親友のキースとリンダの家にしばらく下宿していたフィリピーナのノナリサとチェリー。
彼女たちはメルボルン大学の修士課程で学び、このたび晴れて卒業となった。
そのお祝いにリンダがパーティを開き、私たちと仲間のヒューイと奥さんのジュー(マドゥラ人)が呼ばれた。
ノナリサ(左の真ん中)は人材開発の分野、チェリー(左最前)は教育学を専攻。
二人とも、AusAID(オーストラリア国際開発庁)からの奨学金で学んでいた。AusAIDはアジア太平洋地域から多くの修士や博士の学生を招聘している。
奨学金は基本的には開発に従事する人材を養成し、本国に貢献することを目的としているが、驚いたことにノナリサたちによると、AusAIDから奨学金を受けた学生は卒業後2年間はオーストラリアに入国できないのだそうだ。つまりオーストラリアで学んだ後にオーストラリアに居住したり職を得ることを阻止する政策なのだ。欧米で学ぶと拍づけになり本国に戻らず海外に留まって就職を希望する者が多くなるため、本国への貢献にならず、頭脳流出という皮肉な結果をもたらす。
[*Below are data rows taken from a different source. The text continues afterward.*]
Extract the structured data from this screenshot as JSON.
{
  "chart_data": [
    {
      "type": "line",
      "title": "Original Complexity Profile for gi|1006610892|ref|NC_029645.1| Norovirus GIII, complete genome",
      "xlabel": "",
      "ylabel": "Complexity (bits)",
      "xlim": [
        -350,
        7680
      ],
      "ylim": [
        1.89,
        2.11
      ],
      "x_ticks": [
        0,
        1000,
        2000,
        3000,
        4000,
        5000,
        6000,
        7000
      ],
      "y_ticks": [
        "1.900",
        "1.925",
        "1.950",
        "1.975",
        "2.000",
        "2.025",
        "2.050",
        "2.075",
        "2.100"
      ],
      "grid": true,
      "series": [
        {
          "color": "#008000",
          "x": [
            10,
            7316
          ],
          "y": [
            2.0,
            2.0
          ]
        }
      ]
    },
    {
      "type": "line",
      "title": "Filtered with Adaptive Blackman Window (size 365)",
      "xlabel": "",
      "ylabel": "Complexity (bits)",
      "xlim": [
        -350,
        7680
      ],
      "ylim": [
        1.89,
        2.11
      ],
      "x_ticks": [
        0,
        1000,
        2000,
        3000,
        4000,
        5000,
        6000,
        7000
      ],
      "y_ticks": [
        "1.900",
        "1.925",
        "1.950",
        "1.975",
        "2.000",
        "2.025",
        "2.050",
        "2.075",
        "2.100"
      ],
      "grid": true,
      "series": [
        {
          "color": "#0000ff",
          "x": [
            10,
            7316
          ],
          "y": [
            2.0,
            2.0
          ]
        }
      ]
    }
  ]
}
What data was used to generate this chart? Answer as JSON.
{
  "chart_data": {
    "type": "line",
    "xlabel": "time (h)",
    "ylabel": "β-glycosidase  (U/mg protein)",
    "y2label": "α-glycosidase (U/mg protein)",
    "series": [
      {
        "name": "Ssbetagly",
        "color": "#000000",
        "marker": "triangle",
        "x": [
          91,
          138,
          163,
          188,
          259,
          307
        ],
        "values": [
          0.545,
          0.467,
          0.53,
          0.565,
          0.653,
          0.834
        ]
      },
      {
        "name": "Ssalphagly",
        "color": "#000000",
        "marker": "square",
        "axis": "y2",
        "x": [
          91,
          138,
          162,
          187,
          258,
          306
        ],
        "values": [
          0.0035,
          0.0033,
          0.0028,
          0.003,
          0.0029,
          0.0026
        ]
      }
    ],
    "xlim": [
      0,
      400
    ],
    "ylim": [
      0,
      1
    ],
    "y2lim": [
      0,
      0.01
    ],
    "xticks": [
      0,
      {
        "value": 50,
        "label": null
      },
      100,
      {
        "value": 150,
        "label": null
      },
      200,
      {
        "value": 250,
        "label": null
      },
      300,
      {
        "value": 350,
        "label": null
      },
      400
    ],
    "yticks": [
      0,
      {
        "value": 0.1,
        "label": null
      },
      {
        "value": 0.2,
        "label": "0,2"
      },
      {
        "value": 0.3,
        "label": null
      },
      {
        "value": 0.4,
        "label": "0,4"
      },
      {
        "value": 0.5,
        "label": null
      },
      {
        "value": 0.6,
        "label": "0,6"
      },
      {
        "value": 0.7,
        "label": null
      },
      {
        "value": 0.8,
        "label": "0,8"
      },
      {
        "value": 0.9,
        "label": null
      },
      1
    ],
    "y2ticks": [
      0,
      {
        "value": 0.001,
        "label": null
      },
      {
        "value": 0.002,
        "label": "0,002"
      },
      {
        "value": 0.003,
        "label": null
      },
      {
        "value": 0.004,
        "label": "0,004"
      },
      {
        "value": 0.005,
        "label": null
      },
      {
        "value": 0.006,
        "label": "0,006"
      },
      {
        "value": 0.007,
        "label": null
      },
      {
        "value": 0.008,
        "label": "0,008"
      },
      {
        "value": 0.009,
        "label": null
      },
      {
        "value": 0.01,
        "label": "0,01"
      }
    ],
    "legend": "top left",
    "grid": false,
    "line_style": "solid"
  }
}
このような事にならぬよう、学んだあとはきちんと自分の国に戻り地域のために働きなさい(少なくとも2年は)という意味が含まれている交換条件なのだ。
ノナリサとチェリーはフィリピンに帰って元の職場に復帰することを楽しみにしている。 でもチェリーは娘がオーストラリアに住んでいるので、いづれはこちらに戻ってきたいという本音もちらっと漏らしていた。